Scodes

Scientific classification
- Kingdom: Animalia
- Phylum: Arthropoda
- Clade: Pancrustacea
- Class: Insecta
- Order: Lepidoptera
- Family: Gelechiidae
- Subfamily: Dichomeridinae
- Genus: Scodes Hodges, 1986
- Species: S. deflecta
- Binomial name: Scodes deflecta (Busck, 1909)
- Synonyms: Dichomeris deflecta Busck, 1909;

= Scodes =

- Authority: (Busck, 1909)
- Synonyms: Dichomeris deflecta Busck, 1909
- Parent authority: Hodges, 1986

Genus of moths

Scodes is a genus of moth in the family Gelechiidae. It contains only one species, Scodes deflecta, which is found in the United States, where it has been recorded from Arizona.

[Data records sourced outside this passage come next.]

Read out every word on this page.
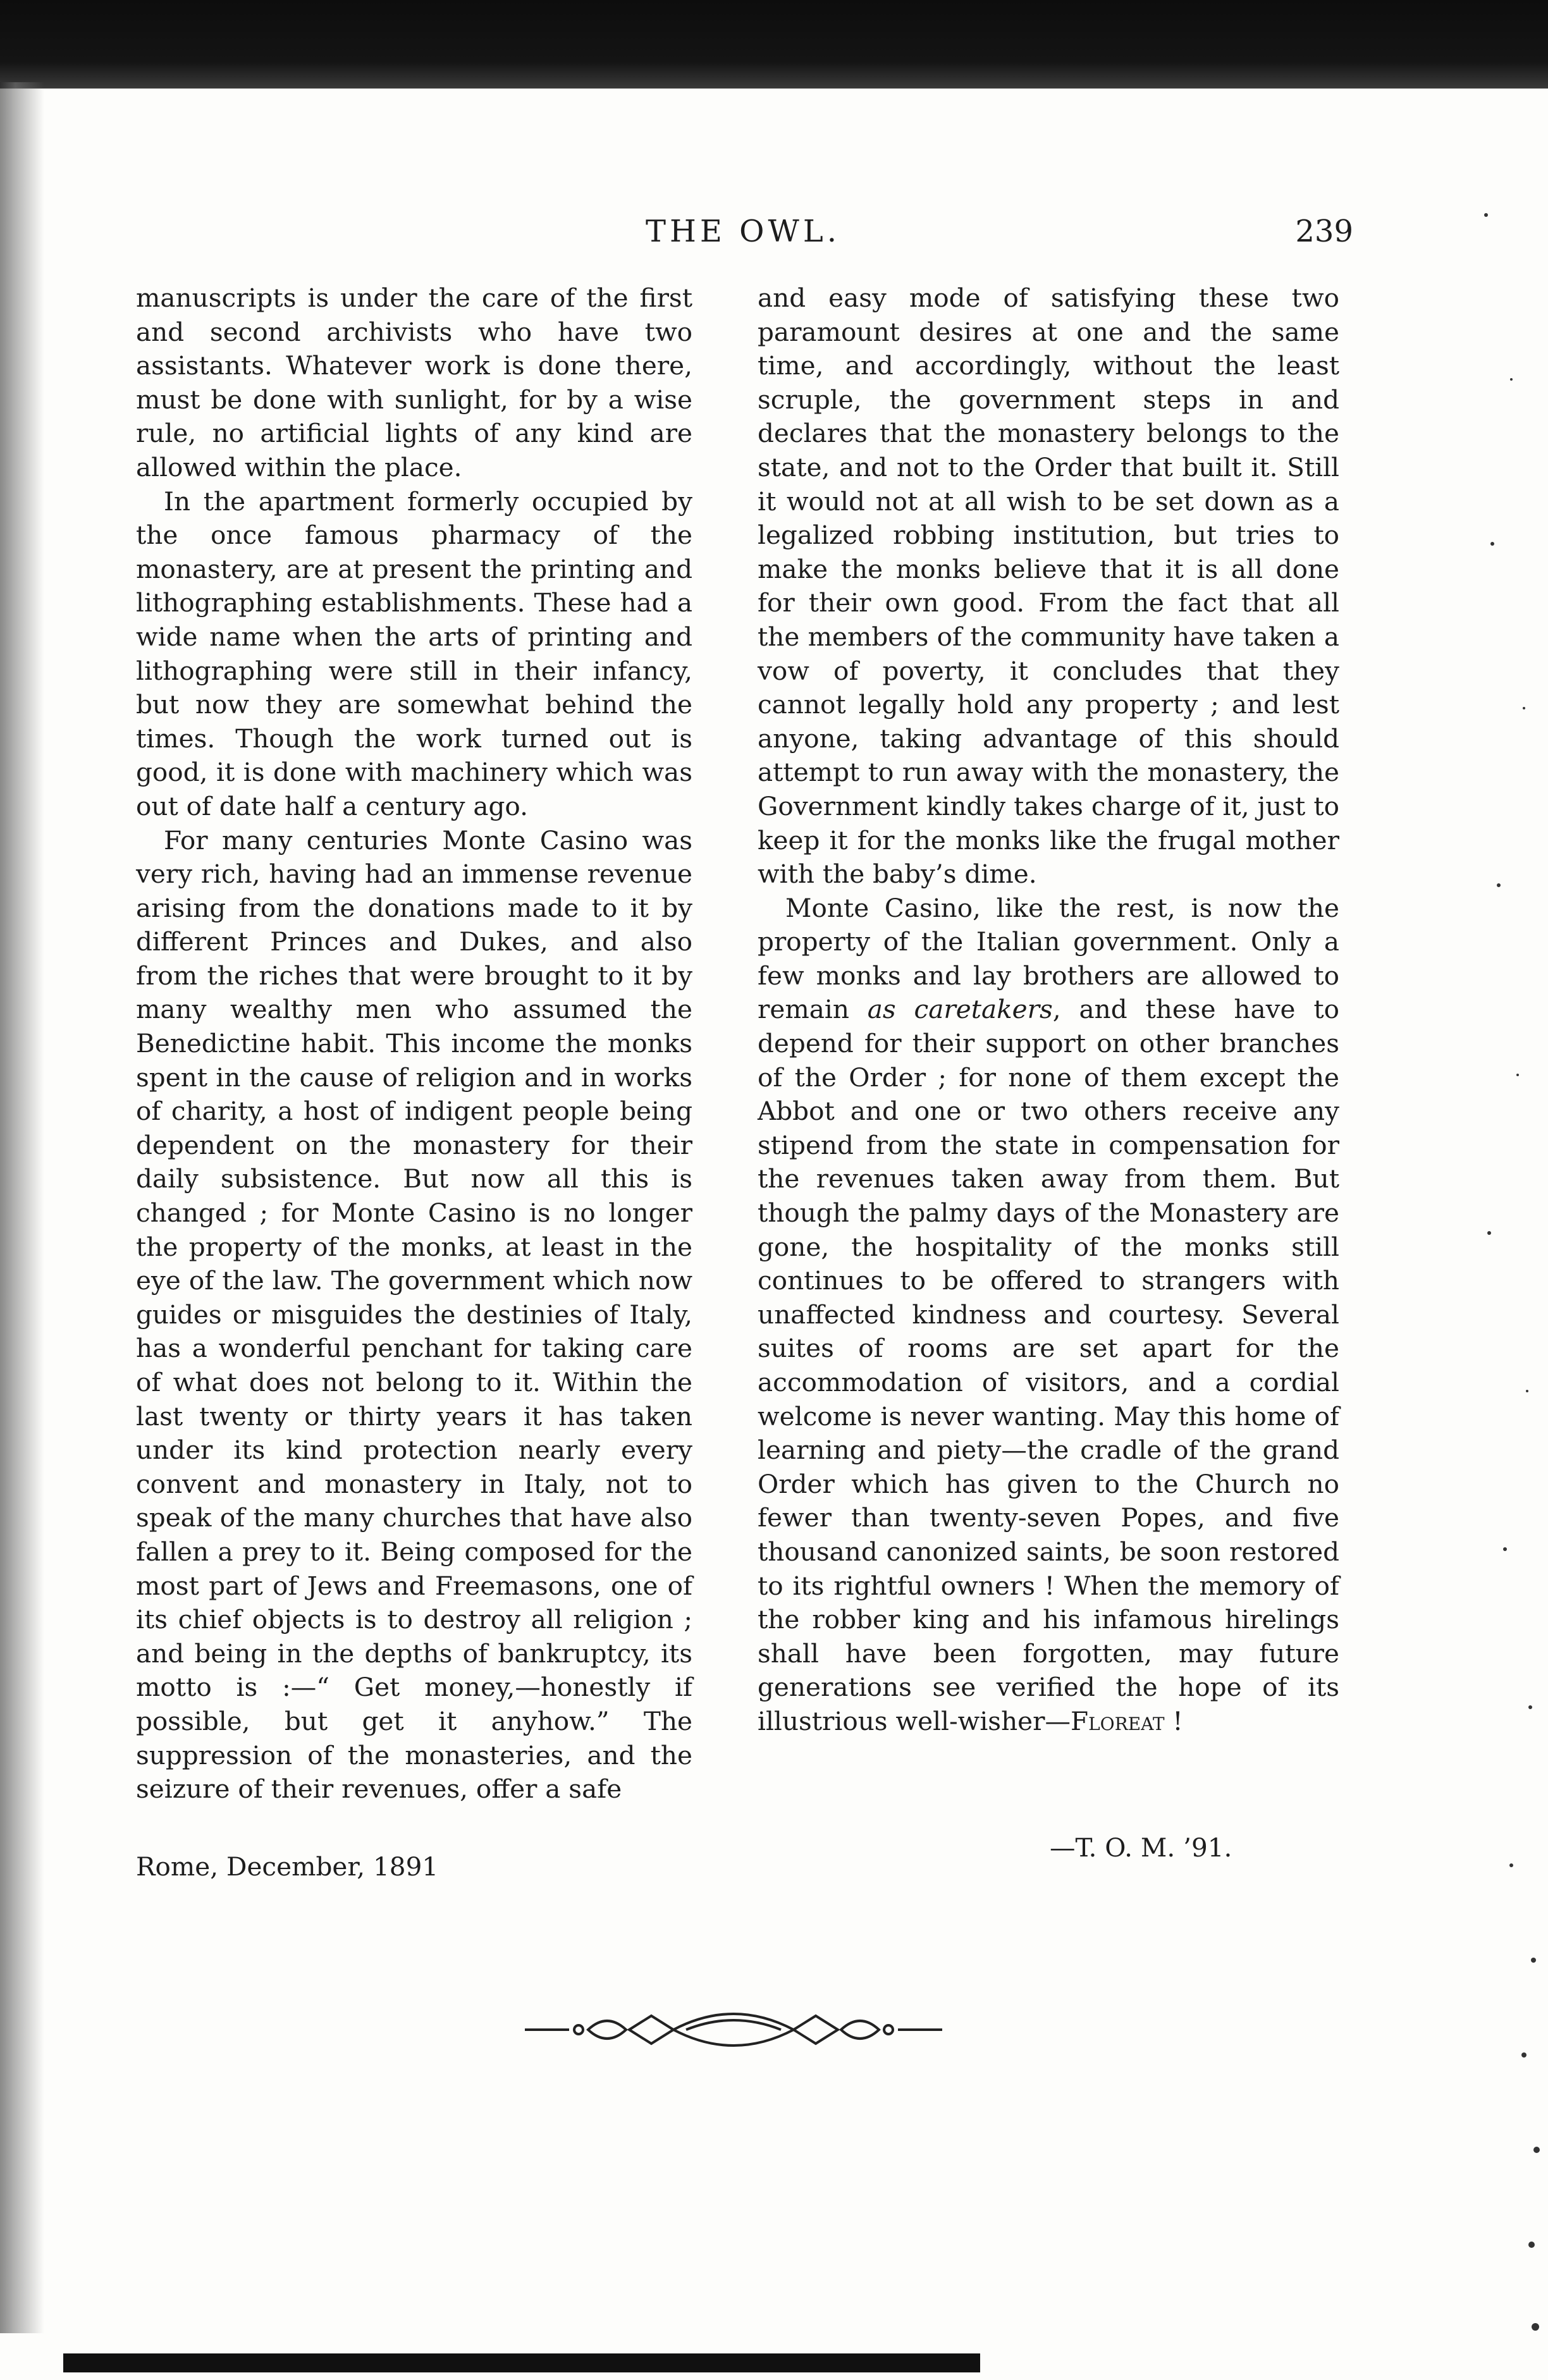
THE OWL.	239

manuscripts is under the care of the first and second archivists who have two assistants. Whatever work is done there, must be done with sunlight, for by a wise rule, no artificial lights of any kind are allowed within the place.

In the apartment formerly occupied by the once famous pharmacy of the monastery, are at present the printing and lithographing establishments. These had a wide name when the arts of printing and lithographing were still in their infancy, but now they are somewhat behind the times. Though the work turned out is good, it is done with machinery which was out of date half a century ago.

For many centuries Monte Casino was very rich, having had an immense revenue arising from the donations made to it by different Princes and Dukes, and also from the riches that were brought to it by many wealthy men who assumed the Benedictine habit. This income the monks spent in the cause of religion and in works of charity, a host of indigent people being dependent on the monastery for their daily subsistence. But now all this is changed ; for Monte Casino is no longer the property of the monks, at least in the eye of the law. The government which now guides or misguides the destinies of Italy, has a wonderful penchant for taking care of what does not belong to it. Within the last twenty or thirty years it has taken under its kind protection nearly every convent and monastery in Italy, not to speak of the many churches that have also fallen a prey to it. Being composed for the most part of Jews and Freemasons, one of its chief objects is to destroy all religion ; and being in the depths of bankruptcy, its motto is :—“ Get money,—honestly if possible, but get it anyhow.” The suppression of the monasteries, and the seizure of their revenues, offer a safe

Rome, December, 1891

and easy mode of satisfying these two paramount desires at one and the same time, and accordingly, without the least scruple, the government steps in and declares that the monastery belongs to the state, and not to the Order that built it. Still it would not at all wish to be set down as a legalized robbing institution, but tries to make the monks believe that it is all done for their own good. From the fact that all the members of the community have taken a vow of poverty, it concludes that they cannot legally hold any property ; and lest anyone, taking advantage of this should attempt to run away with the monastery, the Government kindly takes charge of it, just to keep it for the monks like the frugal mother with the baby’s dime.

Monte Casino, like the rest, is now the property of the Italian government. Only a few monks and lay brothers are allowed to remain as caretakers, and these have to depend for their support on other branches of the Order ; for none of them except the Abbot and one or two others receive any stipend from the state in compensation for the revenues taken away from them. But though the palmy days of the Monastery are gone, the hospitality of the monks still continues to be offered to strangers with unaffected kindness and courtesy. Several suites of rooms are set apart for the accommodation of visitors, and a cordial welcome is never wanting. May this home of learning and piety—the cradle of the grand Order which has given to the Church no fewer than twenty-seven Popes, and five thousand canonized saints, be soon restored to its rightful owners ! When the memory of the robber king and his infamous hirelings shall have been forgotten, may future generations see verified the hope of its illustrious well-wisher—Floreat !

—T. O. M. ’91.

The wingspan is about 23 mm. The ground color of the forewings is white, heavily overlaid with light ocherous, fuscous, and blackish scales, the central part of the wing only being nearly unmottled. There is a large round, blackish first discal spot and a small black dot at the end of the cell. The flexus is marked by a few black scales and the veins are indicated by longitudinal blackish-fuscous lines, which terminate in a series of apical spots along the edge of the wing. The hindwings are ocherous fuscous. Adults have been recorded on wing in September.

The larvae feed on Gossypium thurberi.